The car arrived at the specified hour and when he had signed the necessary papers and paid the deposit he drove off. No need to ask the way. Free of the busy streets, he took the main western road, past the Botanic Gardens and the Westland playing fields, then on to the highway leading from the city outskirts to the lower reaches of the Firth. This, since his time, had been widened and improved, yet while now it bypassed the shipyards and steel works of the riverside industrial towns it still was the road that had taken him to Mary. He drove slowly, prolonging his sensations, though almost overcome by them as, one after another, known sounds and scenes broke upon him. That steady rat-a-tat from the yards, the hoot of the Erskine ferry boat, a long-drawn rusty wail from an outgoing tramp—these blended to a haunting dissonance that fairly ravaged him, as did the fleeting vistas of green woods and gleaming water, of distant purple mountain crests that sudden outward, upward sweeps of the way revealed to him. All, all brought before him, in sweet anguish, the image of the one woman he had truly loved.

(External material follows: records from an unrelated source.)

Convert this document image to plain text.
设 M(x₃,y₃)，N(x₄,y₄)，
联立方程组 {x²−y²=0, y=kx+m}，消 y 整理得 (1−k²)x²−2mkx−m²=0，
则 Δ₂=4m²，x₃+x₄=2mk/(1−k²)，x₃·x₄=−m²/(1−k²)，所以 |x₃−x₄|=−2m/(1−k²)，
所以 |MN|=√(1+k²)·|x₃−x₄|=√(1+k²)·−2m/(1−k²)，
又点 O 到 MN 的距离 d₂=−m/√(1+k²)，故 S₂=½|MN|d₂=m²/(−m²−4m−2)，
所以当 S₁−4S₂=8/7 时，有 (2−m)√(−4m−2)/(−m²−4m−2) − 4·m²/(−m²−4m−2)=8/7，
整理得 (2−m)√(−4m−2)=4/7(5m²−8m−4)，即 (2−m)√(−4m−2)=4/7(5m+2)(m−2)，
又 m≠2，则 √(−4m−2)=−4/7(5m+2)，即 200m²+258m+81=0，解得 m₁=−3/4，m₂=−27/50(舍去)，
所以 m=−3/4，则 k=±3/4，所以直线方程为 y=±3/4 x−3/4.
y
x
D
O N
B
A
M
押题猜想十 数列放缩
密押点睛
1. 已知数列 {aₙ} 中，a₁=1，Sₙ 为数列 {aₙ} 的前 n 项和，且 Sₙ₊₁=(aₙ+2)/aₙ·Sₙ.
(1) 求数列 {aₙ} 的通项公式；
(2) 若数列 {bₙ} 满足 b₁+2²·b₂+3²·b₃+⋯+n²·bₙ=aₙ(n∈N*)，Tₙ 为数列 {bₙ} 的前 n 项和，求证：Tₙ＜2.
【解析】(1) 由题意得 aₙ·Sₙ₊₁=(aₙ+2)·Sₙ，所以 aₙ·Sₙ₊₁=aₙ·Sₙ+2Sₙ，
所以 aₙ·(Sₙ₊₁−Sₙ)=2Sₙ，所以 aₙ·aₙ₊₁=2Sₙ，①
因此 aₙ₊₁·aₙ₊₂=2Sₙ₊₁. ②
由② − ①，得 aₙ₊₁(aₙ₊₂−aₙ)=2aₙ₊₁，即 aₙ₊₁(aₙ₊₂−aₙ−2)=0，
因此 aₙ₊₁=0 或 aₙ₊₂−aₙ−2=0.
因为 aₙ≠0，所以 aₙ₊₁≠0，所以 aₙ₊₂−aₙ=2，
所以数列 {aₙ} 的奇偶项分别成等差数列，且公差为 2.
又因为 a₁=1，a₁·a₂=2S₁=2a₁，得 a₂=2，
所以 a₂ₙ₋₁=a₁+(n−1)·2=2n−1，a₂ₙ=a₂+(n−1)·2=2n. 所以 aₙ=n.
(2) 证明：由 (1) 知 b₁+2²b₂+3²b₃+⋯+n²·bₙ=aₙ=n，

Some thirty miles from Winton he reached the village of Reston and, turning off the main route, took the winding, narrow road that followed the widening estuary towards Ardfillan. His heart was beating like those shipyard hammers as he entered the little town, all so unchanged, as though he had left it only the day before. Still the same narrow strip of esplanade lapped by quiet waves, the iron bandstand, the tiny pier, the curve of low grey houses, the square church towers. So blurred was his vision, he had to stop the car momentarily. Oh, God, he had stopped exactly opposite that same wooden shelter where, when Willie was sent on the errand, he had taken Mary in his arms. He was in a turmoil, confused thoughts poured through his mind: would he find her greatly altered, would she recognise, let alone forgive him, was it even possible that she might refuse to see him?

At last he took himself in hand, drove further along the front and parked the car. Then, with lowered head, he walked up the lane giving access to the Douglas shop. He reached the familiar back street, lifted his head, then suddenly drew up. The shop was no longer there, instead, a high brick frontage from which a whirring of machinery emerged, confronted him. He had built with such irrational confidence on finding everything as he had left it that he was less disappointed than stupefied. After a few blank moments he moved further along the narrow cobbled way, and saw that a wide new cross street had been cut at right angles to the old, giving access to a large double-fronted glittering establishment with a neon sign: Town and Country Bakeries Ltd.

Motionless, he stood gazing at the trays of starkly coloured cakes which filled the windows, then he crossed the street and went into the shop. Two pert-looking young girls in mauve dresses with white collars and cuffs were behind the counter.

“Excuse me,” he said, “I am seeking a family who once owned a shop in this vicinity. The name is Douglas.”

They were of the age that construes the unusual as the absurd, and seemed prepared to giggle. But something, perhaps the excellence of his clothes, restrained them. One glanced at the other.

“I never heard tell of any Douglas, did you, Jenny?”

“Me neither,” Jenny said, with a shake of her head.

There was a pause, then the first girl said:

“Maybe old Mr Donaldson could help you. He’s been here a long time.” Now she did giggle. “A lot longer than us.”

“Donaldson?” The name touched a chord of memory.

“Our caretaker. If you go through the van entrance on the left you’ll find his wee house opposite the bakery.”

He thanked her and, following her directions, found himself in what had once been the Douglas yard, greatly enlarged now, with the big machine bakehouse on the left, a garage for motor vans facing him, and on the right the old stable converted to a small one-storey apartment. He rang the bell and after an interval slow steps were heard within. The door opened, revealing the stooping, steel-spectacled figure of a man of seventy in a cloth cap, worn back to front, a black alpaca apron and carpet slippers. When Moray questioned him, he remained silent for a moment, soberly reflective.